Does Basel’s op risk internal loss multiplier add up?

As US agencies mull capital reforms, one regulator questions past losses as an indicator of future op risk

As they attempt to implement the Basel Committee on Banking Supervision’s giant post-crisis package of capital reforms, US regulators could be dancing in the dark.

Its prudential agencies need to toe a delicate line between trying to produce a final rule that has bipartisan support ahead of the November presidential election – while also avoiding major deviations from the Basel III text that might alienate other global regulators.

One of the obvious ways to square this circle would be to eliminate any components of the July 2023 package that would make the US Basel Endgame tougher than the equivalent rules adopted in Europe.

Republican rule-maker Travis Hill – Federal Deposit Insurance Corporation vice-chair – has already flagged up one such component in the operational risk framework.

I suspect the proposal overstates our ability to understand and predict operational risk
Travis Hill, FDIC

Basel proposes the new standardised approach to op risk should include an internal loss multiplier that would adjust each bank’s capital requirements based on the previous 10 years of historical op risk losses.
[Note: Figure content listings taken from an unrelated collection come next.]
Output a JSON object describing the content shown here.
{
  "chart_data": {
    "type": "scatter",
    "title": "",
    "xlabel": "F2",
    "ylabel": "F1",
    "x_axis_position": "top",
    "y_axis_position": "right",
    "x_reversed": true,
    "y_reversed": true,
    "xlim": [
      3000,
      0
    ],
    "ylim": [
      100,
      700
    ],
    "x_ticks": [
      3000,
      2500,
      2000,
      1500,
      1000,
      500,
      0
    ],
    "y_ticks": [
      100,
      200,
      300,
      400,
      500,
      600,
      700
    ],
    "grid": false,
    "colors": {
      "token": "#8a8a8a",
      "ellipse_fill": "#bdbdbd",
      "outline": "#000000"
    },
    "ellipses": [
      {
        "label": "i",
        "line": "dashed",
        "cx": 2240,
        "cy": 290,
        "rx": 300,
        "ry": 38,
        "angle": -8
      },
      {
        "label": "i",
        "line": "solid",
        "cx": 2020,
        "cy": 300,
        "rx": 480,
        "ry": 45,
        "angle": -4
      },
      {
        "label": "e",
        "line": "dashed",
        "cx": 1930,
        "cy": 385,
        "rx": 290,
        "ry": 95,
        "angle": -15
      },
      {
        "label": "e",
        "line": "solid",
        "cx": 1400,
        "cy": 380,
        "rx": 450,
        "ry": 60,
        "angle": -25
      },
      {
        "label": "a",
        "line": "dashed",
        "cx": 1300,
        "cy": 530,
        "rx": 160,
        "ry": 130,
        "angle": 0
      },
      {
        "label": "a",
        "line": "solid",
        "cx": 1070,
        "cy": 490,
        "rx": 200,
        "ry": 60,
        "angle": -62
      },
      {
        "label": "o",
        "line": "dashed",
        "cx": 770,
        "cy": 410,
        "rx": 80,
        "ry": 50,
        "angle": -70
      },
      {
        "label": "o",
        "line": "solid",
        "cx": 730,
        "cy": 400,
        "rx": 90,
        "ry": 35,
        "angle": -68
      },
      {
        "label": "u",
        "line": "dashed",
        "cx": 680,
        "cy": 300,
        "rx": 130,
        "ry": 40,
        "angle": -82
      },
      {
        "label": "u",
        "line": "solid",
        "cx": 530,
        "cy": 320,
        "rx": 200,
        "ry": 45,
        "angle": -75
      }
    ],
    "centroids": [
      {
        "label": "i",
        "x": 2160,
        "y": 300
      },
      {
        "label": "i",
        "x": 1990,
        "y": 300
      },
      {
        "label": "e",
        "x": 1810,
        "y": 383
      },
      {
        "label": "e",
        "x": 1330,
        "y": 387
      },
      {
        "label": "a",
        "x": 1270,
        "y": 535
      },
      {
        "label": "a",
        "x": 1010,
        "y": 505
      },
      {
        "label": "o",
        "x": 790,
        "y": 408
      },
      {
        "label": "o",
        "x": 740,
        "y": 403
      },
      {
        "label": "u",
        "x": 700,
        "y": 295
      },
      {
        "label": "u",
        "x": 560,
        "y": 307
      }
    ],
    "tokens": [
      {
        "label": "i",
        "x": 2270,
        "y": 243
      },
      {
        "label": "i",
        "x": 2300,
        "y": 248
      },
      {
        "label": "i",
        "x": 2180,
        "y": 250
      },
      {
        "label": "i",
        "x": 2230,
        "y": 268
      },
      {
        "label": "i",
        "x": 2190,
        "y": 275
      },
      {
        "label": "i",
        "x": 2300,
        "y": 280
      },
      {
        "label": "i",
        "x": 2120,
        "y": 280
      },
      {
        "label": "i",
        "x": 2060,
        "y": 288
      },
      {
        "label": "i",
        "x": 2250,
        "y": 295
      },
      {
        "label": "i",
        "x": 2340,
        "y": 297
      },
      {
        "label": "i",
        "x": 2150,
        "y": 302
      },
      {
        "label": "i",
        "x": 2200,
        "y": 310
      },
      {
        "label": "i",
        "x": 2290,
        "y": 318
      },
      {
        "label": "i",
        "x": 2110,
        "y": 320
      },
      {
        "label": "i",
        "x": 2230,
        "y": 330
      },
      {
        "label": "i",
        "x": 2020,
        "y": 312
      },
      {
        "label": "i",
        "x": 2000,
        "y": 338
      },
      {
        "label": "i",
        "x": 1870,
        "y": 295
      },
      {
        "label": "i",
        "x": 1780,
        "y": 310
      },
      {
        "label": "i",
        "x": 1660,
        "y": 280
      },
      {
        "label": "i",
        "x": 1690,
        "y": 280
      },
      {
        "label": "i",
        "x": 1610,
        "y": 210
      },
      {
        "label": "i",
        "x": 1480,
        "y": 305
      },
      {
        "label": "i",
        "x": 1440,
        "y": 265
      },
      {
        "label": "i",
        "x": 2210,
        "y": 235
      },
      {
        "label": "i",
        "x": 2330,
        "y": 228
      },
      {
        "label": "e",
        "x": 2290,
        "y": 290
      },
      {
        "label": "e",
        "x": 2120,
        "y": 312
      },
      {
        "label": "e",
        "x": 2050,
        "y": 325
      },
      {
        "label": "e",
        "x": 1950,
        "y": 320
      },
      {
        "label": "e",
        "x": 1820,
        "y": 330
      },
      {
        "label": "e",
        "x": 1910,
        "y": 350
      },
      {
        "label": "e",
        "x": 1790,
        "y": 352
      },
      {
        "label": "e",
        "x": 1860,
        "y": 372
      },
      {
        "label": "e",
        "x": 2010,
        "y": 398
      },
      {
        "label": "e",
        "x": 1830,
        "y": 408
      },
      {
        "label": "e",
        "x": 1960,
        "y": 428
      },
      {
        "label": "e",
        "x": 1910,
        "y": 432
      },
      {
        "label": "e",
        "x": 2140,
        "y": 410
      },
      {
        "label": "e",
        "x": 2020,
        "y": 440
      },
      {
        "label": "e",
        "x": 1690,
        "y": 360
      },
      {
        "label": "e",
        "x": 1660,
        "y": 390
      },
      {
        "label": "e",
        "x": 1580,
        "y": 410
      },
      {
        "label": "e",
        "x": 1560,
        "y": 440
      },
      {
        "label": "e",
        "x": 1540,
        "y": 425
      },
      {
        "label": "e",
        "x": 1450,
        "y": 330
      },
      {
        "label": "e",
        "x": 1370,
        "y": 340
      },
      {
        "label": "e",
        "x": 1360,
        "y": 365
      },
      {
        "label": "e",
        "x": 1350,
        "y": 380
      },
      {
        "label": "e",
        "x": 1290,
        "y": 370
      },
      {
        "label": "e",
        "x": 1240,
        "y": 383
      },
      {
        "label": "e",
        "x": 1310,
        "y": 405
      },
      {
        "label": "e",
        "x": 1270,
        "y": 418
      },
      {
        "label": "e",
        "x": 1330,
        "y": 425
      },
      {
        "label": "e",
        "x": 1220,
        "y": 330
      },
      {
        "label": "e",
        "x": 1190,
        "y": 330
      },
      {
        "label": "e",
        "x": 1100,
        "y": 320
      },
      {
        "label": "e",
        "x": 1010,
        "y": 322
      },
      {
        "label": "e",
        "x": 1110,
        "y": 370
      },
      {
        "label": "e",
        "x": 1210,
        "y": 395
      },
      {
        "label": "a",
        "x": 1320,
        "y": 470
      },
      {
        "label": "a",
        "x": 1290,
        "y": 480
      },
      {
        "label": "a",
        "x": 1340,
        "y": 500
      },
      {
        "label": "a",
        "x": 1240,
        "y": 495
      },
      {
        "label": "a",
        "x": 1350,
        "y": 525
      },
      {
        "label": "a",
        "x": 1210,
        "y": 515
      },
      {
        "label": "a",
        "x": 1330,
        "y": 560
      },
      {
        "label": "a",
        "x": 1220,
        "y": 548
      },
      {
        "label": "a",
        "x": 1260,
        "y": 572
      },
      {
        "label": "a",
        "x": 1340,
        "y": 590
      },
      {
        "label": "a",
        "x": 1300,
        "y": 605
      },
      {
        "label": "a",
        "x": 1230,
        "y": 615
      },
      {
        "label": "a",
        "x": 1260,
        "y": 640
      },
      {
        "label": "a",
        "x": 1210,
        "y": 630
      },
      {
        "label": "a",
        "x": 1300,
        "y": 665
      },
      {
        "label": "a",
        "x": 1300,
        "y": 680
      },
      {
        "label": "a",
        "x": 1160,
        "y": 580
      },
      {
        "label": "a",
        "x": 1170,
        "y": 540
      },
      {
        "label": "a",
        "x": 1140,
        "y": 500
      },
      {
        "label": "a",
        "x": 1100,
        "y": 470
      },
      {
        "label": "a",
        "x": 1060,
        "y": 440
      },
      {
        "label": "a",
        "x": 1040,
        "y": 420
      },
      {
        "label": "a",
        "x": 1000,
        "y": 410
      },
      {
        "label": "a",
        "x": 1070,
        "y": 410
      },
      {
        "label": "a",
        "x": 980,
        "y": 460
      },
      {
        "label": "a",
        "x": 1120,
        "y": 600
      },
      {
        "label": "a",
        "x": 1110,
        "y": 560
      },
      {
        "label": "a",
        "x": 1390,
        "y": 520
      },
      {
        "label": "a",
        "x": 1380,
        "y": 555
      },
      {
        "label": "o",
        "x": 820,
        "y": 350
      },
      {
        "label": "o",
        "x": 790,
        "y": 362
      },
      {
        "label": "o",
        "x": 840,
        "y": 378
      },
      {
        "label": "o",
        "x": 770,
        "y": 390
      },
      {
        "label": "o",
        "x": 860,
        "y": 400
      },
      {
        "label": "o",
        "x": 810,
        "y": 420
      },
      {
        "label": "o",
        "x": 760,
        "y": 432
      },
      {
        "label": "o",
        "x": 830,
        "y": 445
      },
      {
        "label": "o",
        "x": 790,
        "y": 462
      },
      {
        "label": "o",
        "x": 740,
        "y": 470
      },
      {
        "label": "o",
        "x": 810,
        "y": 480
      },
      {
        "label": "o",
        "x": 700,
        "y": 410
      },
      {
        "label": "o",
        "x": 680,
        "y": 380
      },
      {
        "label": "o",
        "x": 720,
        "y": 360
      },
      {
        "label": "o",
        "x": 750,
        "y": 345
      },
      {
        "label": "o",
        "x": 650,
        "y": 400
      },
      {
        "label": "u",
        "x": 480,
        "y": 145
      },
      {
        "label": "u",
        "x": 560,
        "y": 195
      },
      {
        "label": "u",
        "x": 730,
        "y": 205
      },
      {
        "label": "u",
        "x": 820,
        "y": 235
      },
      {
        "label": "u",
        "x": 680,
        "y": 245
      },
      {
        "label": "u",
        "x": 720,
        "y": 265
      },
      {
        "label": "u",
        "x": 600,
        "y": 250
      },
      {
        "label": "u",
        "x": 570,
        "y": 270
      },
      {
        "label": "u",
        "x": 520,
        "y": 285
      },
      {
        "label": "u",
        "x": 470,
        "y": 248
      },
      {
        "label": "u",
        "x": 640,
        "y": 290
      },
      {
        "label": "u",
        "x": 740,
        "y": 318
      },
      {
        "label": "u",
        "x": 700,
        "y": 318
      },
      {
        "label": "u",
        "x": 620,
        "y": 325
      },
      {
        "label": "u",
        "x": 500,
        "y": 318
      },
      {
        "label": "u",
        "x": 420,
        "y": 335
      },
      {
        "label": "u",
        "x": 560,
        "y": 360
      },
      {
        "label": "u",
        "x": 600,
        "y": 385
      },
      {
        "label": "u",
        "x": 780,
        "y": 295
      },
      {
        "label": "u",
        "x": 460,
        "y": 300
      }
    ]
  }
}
Yet it also gives individual jurisdictions the discretion to set the multiplier to one – a discretion the European Union has already exercised, but in its first draft, the US has not.

In a response to the proposals in July last year, Hill said he thought it should.

“The proposal states definitively, ‘Higher historical operational losses are associated with higher future operational risk exposure’,” said Hill. “I suspect the proposal overstates our ability to understand and predict operational risk.”

It’s not just a case of political compromise – thanks to industry initiatives, we have the data to analyse whether Hill’s suspicions are correct.

ORX News, which provides Risk.net with monthly data on op risk losses, now has figures going back more than a decade. Its parent, the Operational Riskdata Exchange Association was founded – ironically enough – to collect op risk data for the advanced measurement approach to op risk that was scrapped in Basel III.

Its database allows us to compare the 20 banks that suffered the largest cumulative losses in 2012 versus 2022 (see table).

 

Of the top 20, seven appear in both the 2012 and 2022 walls of shame. An eighth – Santander – was at 19 in 2022 and just one place outside the top 20 in 2012.

So, here we have our likely offenders, then? Well, maybe not...

All eight of these banks are global systemically important banks. And Basel III’s standardised approach to op risk is built around a business indicator metric – which naturally means the larger a bank’s revenues, the larger its op risk capital requirements will be. If the internal loss multiplier is mainly correlated with a bank’s size, it is merely duplicating the business indicator rather than adding any risk-sensitivity to the capital framework.

Another thing to note about the op risk losses for systemic banks: they are several magnitudes smaller in 2022 than in 2012. This could be down to one-off factors. Many of 2012’s recorded losses were regulatory fines and legal settlements stemming from alleged failings that contributed to the 2008 financial crisis. By 2022, such legacy losses had petered out.

But it could also reflect banks’ efforts to improve their controls in response to past op risk losses. In fact, for op risk managers, this is a particular source of frustration with the multiplier. Steps taken to avoid a repeat of past losses would not be reflected in capital requirements for another 10 years – even though their impact on actual op risk could feed through much sooner.

Fatal fraud

Hill calls out another disadvantage of the backward-looking nature of the multiplier. In the comments made last year, he mused: “I wonder whether the operational risks which we care most about capitalising are those least likely to be captured by the internal loss multiplier.”

It’s a view that drew support from a June 19 panel of op risk managers at Risk Live this year. They pointed out the disconnect between past loss events and the risks that are likely to dominate in future – such as cyber security, the use of artificial intelligence and climate change impact.

If capital requirements are driven by the multiplier, they may not incentivise banks to invest money and effort into managing such emerging operational risks.

Another noticeable absence in the intervening decade is Credit Suisse, which of course features prominently in the 2022 top 20 – but not before. It was arguably  a string of operational risk losses undermining investor and depositor confidence that brought the Swiss bank to the point of near-failure. And it’s exactly the kind of serious problem regulators would want the Basel regime to flag up – but one that the internal loss multiplier may not have been useful in averting.

It’s also far from the only example among historical loss data of critical op risk showing up too late to help shore up bank capital via the ILM. Four of the banks in the 2012 top 20 suffered massive internal frauds by senior executives. None of them – Kazkommertsbank, Stanford International, Banco Cruzeiro do Sul and Access Bank – ultimately survived the experience. Rost Bank, which suffered the top loss in 2022, has already been shut down by the Russian authorities.

Clearly, the internal loss multiplier cannot protect a bank from being destroyed by the very people who are supposed to manage its risks.